Ptrace emulation: 32-bit debuggers and tools such as strace use this API to inspect the state of another process. Tango fully emulates this functionality so that these tools can observe the 32-bit state of a translated program.
Pre-Translator
The Tango pre-translator takes a 32-bit ARM executable or shared library and produces a persistent cache file for it. These cache files are then loaded by the dynamic translator when the relevant executable or shared library is used in a translated 32-bit process.
Using pre-translated cache files significantly improves the start-up time of new processes since little to no dynamic translation is required. Additionally, the pre-translator can usually produce higher-quality code than the dynamic translator since it has a global view of all code fragments in the binary file.
Pre-translation works in four stages:
Code discovery: The ELF data structures are scanned to find function entry points. The pre-translator then recursive scans the code at those entry points by following branch instructions to discover all the fragment in the input file.
Control flow analysis: A control flow graph is built from all the discovered fragments, which is used to perform cross-fragment liveness analysis and provide hints for cross-fragment register allocation.
Code translation: The actual fragments are then translated into AArch64 instructions, using the same set of optimizations as the dynamic translator.
Cache file generation: Finally, all the translated fragments are collected, processed into a compact format and written to the disk.
OS Integration
Android
System image integration: Tango is directly integrated into the Android system image so that all 32-bit ARM applications are automatically translated.
System image pre-translation: All 32-bit system libraries on the system partitions (/system, /vendor, etc) are pre-translated and have the pre-translated cached included as part of the system image.
On-device pre-translation: Tango support is integrated into the Android package manager so that pre-translation of 32-bit native libraries is automatically done when an application is installed.

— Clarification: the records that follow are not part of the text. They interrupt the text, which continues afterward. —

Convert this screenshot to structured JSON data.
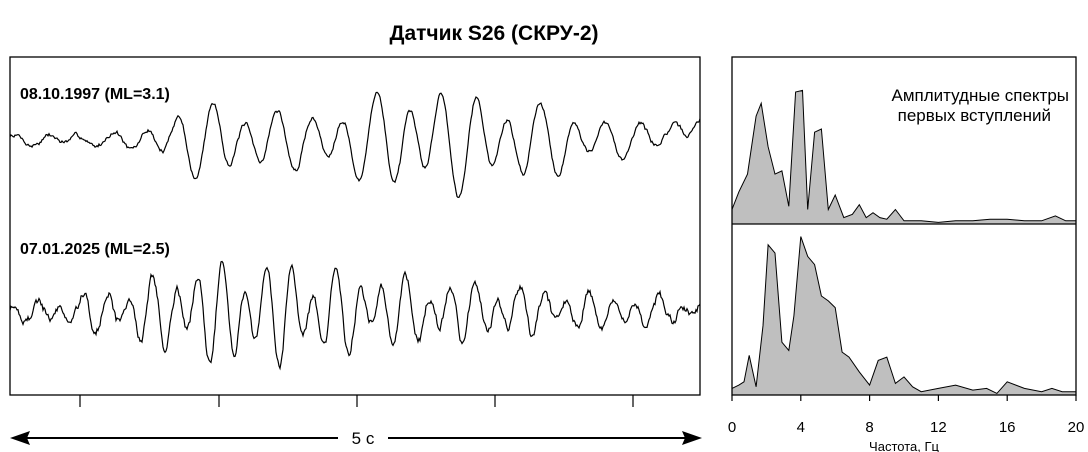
{
  "title": "Датчик S26 (СКРУ-2)",
  "waveform": {
    "traces": [
      {
        "label": "08.10.1997 (ML=3.1)"
      },
      {
        "label": "07.01.2025 (ML=2.5)"
      }
    ],
    "time_span_label": "5 с"
  },
  "chart_data": [
    {
      "type": "line",
      "title": "",
      "series": [
        {
          "name": "08.10.1997 (ML=3.1)"
        },
        {
          "name": "07.01.2025 (ML=2.5)"
        }
      ],
      "xlabel": "5 с",
      "ylabel": "",
      "grid": false
    },
    {
      "type": "area",
      "annotation": "Амплитудные спектры первых вступлений",
      "xlabel": "Частота, Гц",
      "ylabel": "",
      "xlim": [
        0,
        20
      ],
      "xticks": [
        0,
        4,
        8,
        12,
        16,
        20
      ],
      "ylim": [
        0,
        1
      ],
      "fill_color": "#bfbfbf",
      "series": [
        {
          "name": "08.10.1997 (ML=3.1)",
          "x": [
            0,
            0.4,
            0.9,
            1.4,
            1.7,
            2.1,
            2.5,
            2.9,
            3.3,
            3.7,
            4.1,
            4.4,
            4.8,
            5.2,
            5.6,
            6.0,
            6.5,
            7.0,
            7.4,
            7.8,
            8.2,
            8.6,
            9.0,
            9.5,
            10.0,
            10.5,
            11.0,
            12.0,
            13.0,
            14.0,
            15.0,
            16.0,
            17.0,
            18.0,
            18.8,
            19.4,
            20.0
          ],
          "y": [
            0.09,
            0.2,
            0.31,
            0.67,
            0.75,
            0.48,
            0.31,
            0.33,
            0.11,
            0.82,
            0.83,
            0.09,
            0.57,
            0.59,
            0.09,
            0.18,
            0.04,
            0.06,
            0.12,
            0.04,
            0.07,
            0.04,
            0.03,
            0.09,
            0.02,
            0.02,
            0.02,
            0.01,
            0.02,
            0.02,
            0.03,
            0.03,
            0.02,
            0.02,
            0.05,
            0.02,
            0.02
          ]
        },
        {
          "name": "07.01.2025 (ML=2.5)",
          "x": [
            0,
            0.4,
            0.7,
            1.0,
            1.4,
            1.8,
            2.1,
            2.5,
            2.9,
            3.3,
            3.6,
            4.0,
            4.4,
            4.8,
            5.2,
            5.6,
            6.0,
            6.4,
            6.8,
            7.4,
            8.0,
            8.5,
            9.0,
            9.5,
            10.0,
            10.5,
            11.0,
            12.0,
            13.0,
            14.0,
            14.8,
            15.4,
            16.0,
            17.0,
            18.0,
            18.6,
            19.2,
            20.0
          ],
          "y": [
            0.04,
            0.06,
            0.08,
            0.24,
            0.05,
            0.42,
            0.91,
            0.86,
            0.32,
            0.27,
            0.48,
            0.96,
            0.84,
            0.79,
            0.6,
            0.57,
            0.53,
            0.26,
            0.23,
            0.14,
            0.06,
            0.21,
            0.23,
            0.07,
            0.11,
            0.05,
            0.02,
            0.04,
            0.06,
            0.03,
            0.04,
            0.01,
            0.08,
            0.04,
            0.02,
            0.04,
            0.02,
            0.02
          ]
        }
      ]
    }
  ]
}
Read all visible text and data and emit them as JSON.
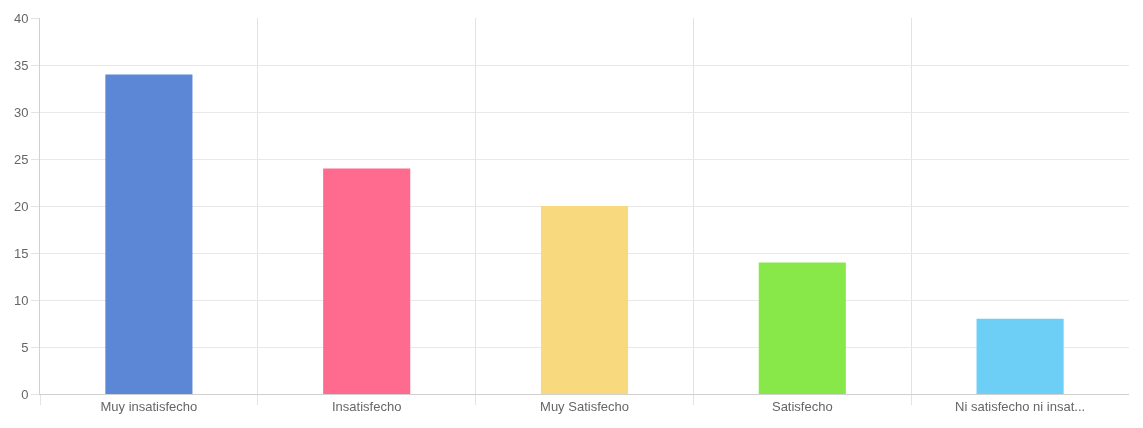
{
  "chart_data": {
    "type": "bar",
    "categories": [
      "Muy insatisfecho",
      "Insatisfecho",
      "Muy Satisfecho",
      "Satisfecho",
      "Ni satisfecho ni insat..."
    ],
    "values": [
      34,
      24,
      20,
      14,
      8
    ],
    "colors": [
      "#5b87d6",
      "#ff6b8f",
      "#f8d97e",
      "#88e84a",
      "#6dcff6"
    ],
    "ylim": [
      0,
      40
    ],
    "yticks": [
      0,
      5,
      10,
      15,
      20,
      25,
      30,
      35,
      40
    ],
    "grid": true
  }
}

GKI compatibility: Tango's kernel module is compatible with Google's Generic Kernel Image.
GNU/Linux
Automatic invocation: Using the Linux binfmt_misc subsystem, Tango will automatically be launched whenever a 32-bit ARM program is executed. This makes Tango completely seamless to users: executing 32-bit ARM binaries just works!
Package manager integration: Tango can be integrated with the OS package manager so that the pre-translator is automatically invoked when an AArch32 package is installed or updated.
Further Reading
The Tango binary translation technology is based on the PhD research of Amanieu d'Antras, from the University of Manchester. The following publications describe Tango's predecessor, called MAMBO-X64, in more detail:
Amanieu d'Antras, Cosmin Gorgovan, Jim Garside, and Mikel Luján. 2017. Low overhead dynamic binary translation on ARM. SIGPLAN Not. 52, 6 (June 2017), 333-346.
Amanieu d'Antras, Cosmin Gorgovan, Jim Garside, and Mikel Luján. 2016. Optimizing Indirect Branches in Dynamic Binary Translators. ACM Trans. Archit. Code Optim. 13, 1, Article 7 (April 2016), 25 pages.
Amanieu d'Antras, Cosmin Gorgovan, Jim Garside, John Goodacre, and Mikel Luján. 2017. HyperMAMBO-X64: Using Virtualization to Support High-Performance Transparent Binary Translation. In Proceedings of the 13th ACM SIGPLAN/SIGOPS International Conference on Virtual Execution Environments (VEE '17). ACM, New York, NY, USA, 228-241.